Well one fine night Geoff awakens to realize Sibyl isn’t in bed with him, and when he gets up to investigate, he finds her imploring Lucio to take her away from that boring Geoff guy. In a shocking display, she kneels before him, offering him worship and sex and all kinds of very improper things. Lucio, lit by a convenient lightning storm, spurns her advances.
She commits suicide shortly thereafter, and Geoff is left with the empty gestures of fellow society members:
As a rule, people are seldom or never unselfish enough to be honestly sorry for the evansihment of some leading or brilliant figure in their midst, – the vacancy leaves room for the pushing in of smaller fry. Be sure that if you are unhappily celebrated for either beauty, wit, intellect, or all three together, half society wishes you dead already, and the other half tries to make you as wretched as possible while you are alive.
He and Lucio take a trip to Egypt, to forget his troubles, but he soon tires of the tour and wishes to return home. After more Victorian melodrama, he finally realizes what we’ve known since Lucio appeared with that name: Geoff’s BFF is Lucifer. Having asked ‘why me’ (in far more words), Lucio responds to Geoff thusly:
I have chosen you because you are a type of the apparently respected and unblamable man – you are not what the world calls a criminal, – you have murdered no one, – you have stolen no neighbour’s goods, – your unchastities and adulteries are those of every ‘fashionable’ vice-monger, – and your blasphemies against the Divine are no worse than those of the most approved modern magazine-contributors. You are guilty nevertheless of the chief crime of the age, – Sensual Egotism. – the blackest sin known to either angels or devils, because hopeless. The murderer may repent, and save a hundred lives to make up for the one he snatched, – the thief may atone with honest labour, – the adulterer may scourge his flesh and do grim penance for late pardon, – the blasphemer may retrieve his blasphemies, – but for the Egoist there is no chance of wholesome penitence, since to himself he is perfect, and counts his creator as somewhat inferior!
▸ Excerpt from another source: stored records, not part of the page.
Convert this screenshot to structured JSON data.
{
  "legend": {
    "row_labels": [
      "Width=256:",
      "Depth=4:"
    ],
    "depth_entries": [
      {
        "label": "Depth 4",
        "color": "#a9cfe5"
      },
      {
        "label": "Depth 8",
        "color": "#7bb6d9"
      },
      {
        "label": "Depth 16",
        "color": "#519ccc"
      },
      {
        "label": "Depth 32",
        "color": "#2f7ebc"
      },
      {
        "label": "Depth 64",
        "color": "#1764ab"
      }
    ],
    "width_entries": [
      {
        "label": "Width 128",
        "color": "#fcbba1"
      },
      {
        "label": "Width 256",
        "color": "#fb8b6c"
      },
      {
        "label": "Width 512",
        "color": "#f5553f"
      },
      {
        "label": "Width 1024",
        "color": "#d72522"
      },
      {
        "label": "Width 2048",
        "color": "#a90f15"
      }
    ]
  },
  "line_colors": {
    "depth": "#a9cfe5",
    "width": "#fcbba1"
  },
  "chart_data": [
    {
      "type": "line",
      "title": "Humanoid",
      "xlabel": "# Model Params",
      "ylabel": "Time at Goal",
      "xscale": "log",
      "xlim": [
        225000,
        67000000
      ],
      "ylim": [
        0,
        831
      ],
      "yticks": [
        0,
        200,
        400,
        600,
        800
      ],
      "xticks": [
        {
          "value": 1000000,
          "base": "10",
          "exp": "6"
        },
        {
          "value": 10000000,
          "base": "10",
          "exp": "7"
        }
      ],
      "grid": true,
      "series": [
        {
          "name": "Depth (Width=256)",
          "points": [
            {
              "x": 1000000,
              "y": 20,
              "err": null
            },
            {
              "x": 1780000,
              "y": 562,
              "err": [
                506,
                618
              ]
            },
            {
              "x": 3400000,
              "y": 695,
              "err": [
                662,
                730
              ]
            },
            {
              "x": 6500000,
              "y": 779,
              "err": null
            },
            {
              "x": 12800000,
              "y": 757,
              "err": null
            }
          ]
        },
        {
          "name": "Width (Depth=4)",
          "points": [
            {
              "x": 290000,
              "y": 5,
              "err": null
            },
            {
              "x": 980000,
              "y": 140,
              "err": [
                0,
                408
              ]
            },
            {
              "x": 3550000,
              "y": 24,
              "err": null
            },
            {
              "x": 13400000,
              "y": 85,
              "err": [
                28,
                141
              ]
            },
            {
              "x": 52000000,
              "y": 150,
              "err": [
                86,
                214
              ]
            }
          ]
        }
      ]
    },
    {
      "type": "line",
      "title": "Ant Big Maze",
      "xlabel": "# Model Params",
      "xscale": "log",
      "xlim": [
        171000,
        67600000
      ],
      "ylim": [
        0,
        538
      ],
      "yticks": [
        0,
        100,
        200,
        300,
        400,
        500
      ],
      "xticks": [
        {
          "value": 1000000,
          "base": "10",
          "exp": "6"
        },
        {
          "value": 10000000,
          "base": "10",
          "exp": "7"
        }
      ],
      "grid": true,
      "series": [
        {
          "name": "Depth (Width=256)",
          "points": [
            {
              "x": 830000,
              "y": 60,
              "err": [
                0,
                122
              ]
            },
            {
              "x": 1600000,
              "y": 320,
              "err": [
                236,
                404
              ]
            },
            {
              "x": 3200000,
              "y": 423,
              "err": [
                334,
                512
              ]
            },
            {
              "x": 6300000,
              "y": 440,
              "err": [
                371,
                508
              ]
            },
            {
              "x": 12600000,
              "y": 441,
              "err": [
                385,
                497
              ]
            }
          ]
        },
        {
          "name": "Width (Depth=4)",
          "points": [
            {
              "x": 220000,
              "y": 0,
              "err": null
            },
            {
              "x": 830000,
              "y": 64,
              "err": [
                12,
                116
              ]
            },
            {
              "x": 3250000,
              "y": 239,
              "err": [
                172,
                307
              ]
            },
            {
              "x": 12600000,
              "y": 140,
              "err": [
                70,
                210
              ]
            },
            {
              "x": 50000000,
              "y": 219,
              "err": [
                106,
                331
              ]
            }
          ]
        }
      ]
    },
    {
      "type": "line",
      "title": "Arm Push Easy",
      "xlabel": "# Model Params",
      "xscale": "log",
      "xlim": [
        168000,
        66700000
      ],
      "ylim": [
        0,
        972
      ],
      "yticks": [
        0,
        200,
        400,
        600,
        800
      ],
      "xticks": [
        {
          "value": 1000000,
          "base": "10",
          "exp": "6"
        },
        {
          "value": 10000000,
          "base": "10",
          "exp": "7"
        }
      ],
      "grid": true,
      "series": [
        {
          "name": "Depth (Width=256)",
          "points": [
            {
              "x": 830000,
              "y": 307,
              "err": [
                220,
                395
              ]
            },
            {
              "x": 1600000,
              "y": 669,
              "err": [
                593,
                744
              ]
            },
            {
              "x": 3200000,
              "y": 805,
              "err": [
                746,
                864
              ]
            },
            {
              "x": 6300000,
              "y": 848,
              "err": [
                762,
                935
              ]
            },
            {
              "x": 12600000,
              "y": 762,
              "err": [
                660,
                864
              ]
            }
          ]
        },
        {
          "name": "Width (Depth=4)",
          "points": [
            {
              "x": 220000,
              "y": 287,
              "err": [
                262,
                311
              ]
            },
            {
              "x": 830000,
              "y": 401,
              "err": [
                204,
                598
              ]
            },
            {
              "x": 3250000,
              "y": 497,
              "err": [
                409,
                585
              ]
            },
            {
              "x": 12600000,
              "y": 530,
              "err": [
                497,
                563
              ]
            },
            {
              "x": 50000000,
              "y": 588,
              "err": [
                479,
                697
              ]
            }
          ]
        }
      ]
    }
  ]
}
During this, another ominous storm is brewing, but since the guys are on a boat, the danger is more real. It sinks, and Geoff is just barely saved by a passing vessel; no sign of the devilish Lucio. When he finally makes it back to Jolly Old England, it turns out his financial team has nicked most of his millions, and Geoff can’t even be bothered to chase them. He feels he’s getting what he deserved.
The Sorrows of Satan, while certainly not autobiographical, does feature a number of elements with direct ties to Corelli’s life. Geoff and Lucio’s great friendship is a mirror of her life-long relationship with Bertha Vyver. Sibyl’s anti-man tirades are Corelli’s views given voice. Like Geoffrey, she held her own spiritual philosophies to be superior to any other world view.
Corelli’s two great skills are scenic description, and maintaining suspense. Her climactic scenes, such as Sibyl’s pleading with Lucio, keep the tension at a drawn-out peak, if that makes any sense. If it were a film, it would have the soundtrack of a sustained high note on a violin that you get just before a big reveal – only the violinist for her scene would need a bow about a mile long for the length of note required.
Sorrows is a LONG read: 519 pages. It is, however, FREE from Feedbooks, so you can take your time once you’ve downloaded it. If you prefer to Listen, Lisa Statler has recorded the full book on Librivox.
If you’re interested, you can watch a silent film based on the book, directed by D.W. Griffith. The picture quality is not the best, but I think the silent-film acting matches up well with the Victorian fantastical melodrama.